The part both halves share: a pipeline problem
The documented injection and the hypothetical refusal trick are the same problem underneath, and this is the part I am most confident about.
In both cases the file under analysis is evidence to classify, never instructions to obey. The decoy comment is not really malware. It is a message aimed at the model, smuggled in as data, betting that the pipeline will blur the line between the two. Whether that message says "I am clean" or "refuse to read me," the defense is identical: treat scanned content as untrusted data, and never let it set the model's policy.
This is the OWASP LLM01 prompt-injection problem wearing a malware costume. The design question is concrete. What is the model permitted to treat as instructions, and what is fixed as inert evidence it may describe but never follow? Get that boundary right and a 99-line comment becomes a flag in the report, noted and stepped over, regardless of which way it tries to push. Get it wrong and the comment runs the show.

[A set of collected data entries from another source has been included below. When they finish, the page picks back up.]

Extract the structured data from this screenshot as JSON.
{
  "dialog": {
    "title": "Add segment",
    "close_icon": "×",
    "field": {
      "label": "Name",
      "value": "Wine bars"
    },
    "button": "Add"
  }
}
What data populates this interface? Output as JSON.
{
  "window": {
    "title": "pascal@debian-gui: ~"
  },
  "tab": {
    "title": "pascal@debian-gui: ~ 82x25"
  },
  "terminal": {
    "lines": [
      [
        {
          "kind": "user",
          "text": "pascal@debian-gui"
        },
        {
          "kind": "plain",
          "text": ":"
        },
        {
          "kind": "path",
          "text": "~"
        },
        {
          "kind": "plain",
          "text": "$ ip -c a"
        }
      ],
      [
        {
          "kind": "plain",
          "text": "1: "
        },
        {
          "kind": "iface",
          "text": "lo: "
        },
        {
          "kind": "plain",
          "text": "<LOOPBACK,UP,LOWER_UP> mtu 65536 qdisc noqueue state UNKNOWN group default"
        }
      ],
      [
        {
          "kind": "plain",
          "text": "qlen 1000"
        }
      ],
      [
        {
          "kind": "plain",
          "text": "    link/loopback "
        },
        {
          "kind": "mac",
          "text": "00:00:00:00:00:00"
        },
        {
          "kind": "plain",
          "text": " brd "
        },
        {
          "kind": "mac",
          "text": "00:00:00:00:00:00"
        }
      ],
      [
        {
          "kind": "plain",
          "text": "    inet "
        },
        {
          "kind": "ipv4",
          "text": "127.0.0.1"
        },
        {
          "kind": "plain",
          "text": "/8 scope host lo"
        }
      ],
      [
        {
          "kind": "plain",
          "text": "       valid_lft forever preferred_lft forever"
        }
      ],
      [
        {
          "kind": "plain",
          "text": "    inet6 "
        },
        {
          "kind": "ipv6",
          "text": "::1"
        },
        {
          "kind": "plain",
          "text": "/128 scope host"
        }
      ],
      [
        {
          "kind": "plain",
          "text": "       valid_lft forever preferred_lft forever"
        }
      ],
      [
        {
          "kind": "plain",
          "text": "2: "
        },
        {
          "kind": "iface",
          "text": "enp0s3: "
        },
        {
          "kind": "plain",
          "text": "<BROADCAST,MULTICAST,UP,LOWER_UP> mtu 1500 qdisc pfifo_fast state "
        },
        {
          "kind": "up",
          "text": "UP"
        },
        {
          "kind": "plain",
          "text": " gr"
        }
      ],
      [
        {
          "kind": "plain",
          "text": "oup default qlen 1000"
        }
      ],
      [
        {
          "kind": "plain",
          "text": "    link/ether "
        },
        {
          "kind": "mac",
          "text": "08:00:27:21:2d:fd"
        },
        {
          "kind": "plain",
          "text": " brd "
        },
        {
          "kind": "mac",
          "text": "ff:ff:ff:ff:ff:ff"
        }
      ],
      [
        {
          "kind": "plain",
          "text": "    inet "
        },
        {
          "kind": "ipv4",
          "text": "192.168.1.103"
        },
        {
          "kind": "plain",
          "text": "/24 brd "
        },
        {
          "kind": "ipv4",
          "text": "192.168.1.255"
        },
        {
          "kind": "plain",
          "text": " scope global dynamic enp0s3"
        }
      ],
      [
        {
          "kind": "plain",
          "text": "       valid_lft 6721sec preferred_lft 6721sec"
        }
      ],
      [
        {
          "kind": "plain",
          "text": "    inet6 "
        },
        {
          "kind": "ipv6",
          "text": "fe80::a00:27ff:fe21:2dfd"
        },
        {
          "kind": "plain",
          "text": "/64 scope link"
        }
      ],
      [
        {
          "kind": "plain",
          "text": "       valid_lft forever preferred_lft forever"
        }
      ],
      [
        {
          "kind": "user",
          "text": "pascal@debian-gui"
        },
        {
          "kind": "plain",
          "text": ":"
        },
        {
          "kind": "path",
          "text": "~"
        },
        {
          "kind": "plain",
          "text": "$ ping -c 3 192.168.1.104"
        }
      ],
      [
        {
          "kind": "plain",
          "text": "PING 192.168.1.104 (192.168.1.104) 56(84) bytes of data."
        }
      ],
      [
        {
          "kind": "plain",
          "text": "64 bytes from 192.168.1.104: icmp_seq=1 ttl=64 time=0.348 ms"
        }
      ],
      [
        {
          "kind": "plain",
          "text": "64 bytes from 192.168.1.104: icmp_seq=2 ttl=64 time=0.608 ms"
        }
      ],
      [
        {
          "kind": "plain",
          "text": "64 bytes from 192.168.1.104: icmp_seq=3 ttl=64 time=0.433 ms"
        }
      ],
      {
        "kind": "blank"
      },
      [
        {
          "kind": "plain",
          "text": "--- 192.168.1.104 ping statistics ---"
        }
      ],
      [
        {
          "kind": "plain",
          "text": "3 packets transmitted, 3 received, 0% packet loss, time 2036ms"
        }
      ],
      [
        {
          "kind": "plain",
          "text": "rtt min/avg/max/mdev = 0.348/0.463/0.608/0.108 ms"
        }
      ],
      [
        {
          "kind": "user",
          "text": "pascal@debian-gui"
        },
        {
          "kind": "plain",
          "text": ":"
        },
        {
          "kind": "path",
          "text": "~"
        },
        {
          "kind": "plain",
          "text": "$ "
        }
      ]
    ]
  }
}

This is the same instruction-versus-data confusion behind TrapDoor's poisoned agent-instruction files and the broader class of AI security risks that live beyond prompt injection, and it is the throughline across this wave of AI-targeted supply-chain attacks.
Rafter is itself an AI-assisted code analysis tool, so it lives inside this adversarial reality. Our stated design goal is to treat scanned code as untrusted evidence to be examined, not instructions to be obeyed, and to regard a file that tries hardest to stop the analysis as precisely the file that earns a second look.
The takeaway
The Hades decoy is small and almost theatrical, easy to dismiss as a one-off. It is more useful read as a preview. As more security work routes through language models, attackers will keep probing the gap between what a model is willing to do and what a security system needs it to do, because that gap is where the cloaking happens. Today they are telling the AI a file is clean. Tomorrow, I suspect, some of them will be trying to make it look away.
The fix is not to make models care less about safety. It is to build pipelines that know the difference between reading about a threat and being commanded by one. A scanner earns its name by looking hardest at exactly the input designed to make it flinch.